= Matha Óg Ó Maoil Tuile =

17th-century Irish secretary

Matha Óg Ó Maoil Tuile ( Matthew Tullie) was secretary to Rudhraighe Ó Domhnaill, 1st Earl of Tyrconnell and Hugh Ó Neill, 2nd Earl of Tyrone.

Ó Maoil Tuile is described as a learned man and a native of Connacht (2007, p. 429). He travelled to Spain with Hugh Roe Ó Donnell in 1602, receiving a pension of twenty-five crowns a month from Philip III of Spain. He was with Hugh Roe shortly before his death. Upon his return to Ireland he became secretary to Hugh Ó Neill, 2nd Earl of Tyrone. Via England, he returned to Spain in 1605.

He was instrumental in the departure of the Ulster lords - Ó Néill, Ó Domhnaill, Mag Uidir - arriving by ship at Rathmullen, county Donegal, on 4 September 1607. It was on this ship that the chiefs and their followers (a total of ninety-five people) left Ireland.

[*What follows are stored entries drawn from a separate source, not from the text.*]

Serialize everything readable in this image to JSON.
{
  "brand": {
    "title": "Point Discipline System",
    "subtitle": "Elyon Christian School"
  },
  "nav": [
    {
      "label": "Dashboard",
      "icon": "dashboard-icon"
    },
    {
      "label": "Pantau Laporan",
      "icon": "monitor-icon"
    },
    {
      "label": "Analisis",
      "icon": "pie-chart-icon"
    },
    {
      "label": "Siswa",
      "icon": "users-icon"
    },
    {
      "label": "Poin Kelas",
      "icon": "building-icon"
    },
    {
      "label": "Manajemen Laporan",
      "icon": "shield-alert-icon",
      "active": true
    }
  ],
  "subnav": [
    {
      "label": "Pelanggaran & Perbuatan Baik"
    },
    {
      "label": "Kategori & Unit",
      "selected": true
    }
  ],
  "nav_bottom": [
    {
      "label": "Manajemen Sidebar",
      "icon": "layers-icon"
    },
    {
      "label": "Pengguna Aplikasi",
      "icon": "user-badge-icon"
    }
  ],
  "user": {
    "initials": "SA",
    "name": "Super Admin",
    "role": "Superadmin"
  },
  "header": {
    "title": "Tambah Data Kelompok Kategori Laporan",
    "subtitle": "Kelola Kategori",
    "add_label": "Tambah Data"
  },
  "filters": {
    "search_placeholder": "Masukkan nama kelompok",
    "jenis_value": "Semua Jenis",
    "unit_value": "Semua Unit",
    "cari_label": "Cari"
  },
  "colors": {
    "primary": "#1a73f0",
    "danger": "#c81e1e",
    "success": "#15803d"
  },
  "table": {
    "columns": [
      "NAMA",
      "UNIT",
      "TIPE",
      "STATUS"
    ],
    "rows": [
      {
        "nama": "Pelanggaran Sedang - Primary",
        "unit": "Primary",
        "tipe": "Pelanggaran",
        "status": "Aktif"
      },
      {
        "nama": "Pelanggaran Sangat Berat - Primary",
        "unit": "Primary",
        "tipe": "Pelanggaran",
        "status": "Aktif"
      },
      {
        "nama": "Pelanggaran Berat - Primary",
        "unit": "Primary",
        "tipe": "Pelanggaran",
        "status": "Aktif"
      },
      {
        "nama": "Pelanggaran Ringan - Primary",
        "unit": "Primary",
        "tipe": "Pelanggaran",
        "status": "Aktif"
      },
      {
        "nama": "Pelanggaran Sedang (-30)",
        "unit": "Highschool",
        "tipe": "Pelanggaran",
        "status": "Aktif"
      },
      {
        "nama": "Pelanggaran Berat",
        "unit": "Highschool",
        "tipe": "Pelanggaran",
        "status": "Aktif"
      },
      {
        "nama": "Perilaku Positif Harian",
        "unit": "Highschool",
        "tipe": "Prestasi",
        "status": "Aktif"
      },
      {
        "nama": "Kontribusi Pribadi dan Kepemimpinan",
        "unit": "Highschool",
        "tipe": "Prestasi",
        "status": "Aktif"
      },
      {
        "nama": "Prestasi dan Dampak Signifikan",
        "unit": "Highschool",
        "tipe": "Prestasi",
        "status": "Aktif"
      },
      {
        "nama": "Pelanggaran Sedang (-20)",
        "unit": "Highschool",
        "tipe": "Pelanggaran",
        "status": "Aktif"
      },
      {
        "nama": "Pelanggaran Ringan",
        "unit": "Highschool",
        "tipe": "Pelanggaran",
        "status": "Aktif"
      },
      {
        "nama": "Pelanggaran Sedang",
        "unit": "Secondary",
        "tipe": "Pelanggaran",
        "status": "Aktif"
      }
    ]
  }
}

When the group reached Rouen, Ó Maoil Tuile travelled to Paris to appraise Henry IV of France of their arrival. Tadhg Ó Cianáin, a fellow-member of the group, wrote that:

Matha Ó Maoil Tuile went post-haste to Paris. The governor's messenger reached the king of France sooner than Matha [and] got a reply. He returned. The king was returning from hunting [when] Matha went into his presence. He spoke face to face with him [and] told him all the lord's circumstances, [and] how a kind of prohibition had been made against them from traversing the kingdom of France until the king's authority should reach them. The king said respectfully and kindly that he had received letters concerning the gentlemen before that, and that he had written to the governor about them. Matha went to meet the king's secretary. That man said that no harm at all would come to the princes because of their detention, and that a friendly answer from the king would reach them before Matha's return. (2007, p. 67)

He then travelled to Flanders where he contacted Ó Néill's son, Colonel Éinrí Ó Néill, telling him the group were going in that direction:

When Matha Óg came to Rouen, and when he received confirmation that the order and direction they had received was to go to Flanders first, and not directly to Spain until they [first] reached Flanders, he himself went post-haste to Flanders to tell Ó Néill's son, the colonel of the Irish in Flanders under the king of Spain's power, that these lords had come from Ireland, that they had trouble and lost their way at sea, that they had come to land in the kingdom of France, that they were there hindered and not allowed to take the short[est] journey to Spain, because they were obliged to make straight for Flanders, that they were asking the colonel to come to meet them on the border of France, [and] also to procure for them a passport and warrant from the archduke just as the king of France's warrant was [in effect] to the border of his own kingdom.

In Milan he composed a list of those of the party that remained in Flanders. He spent some years between 1608 and 1610 in the Spanish navy, but in the latter year was in Madrid.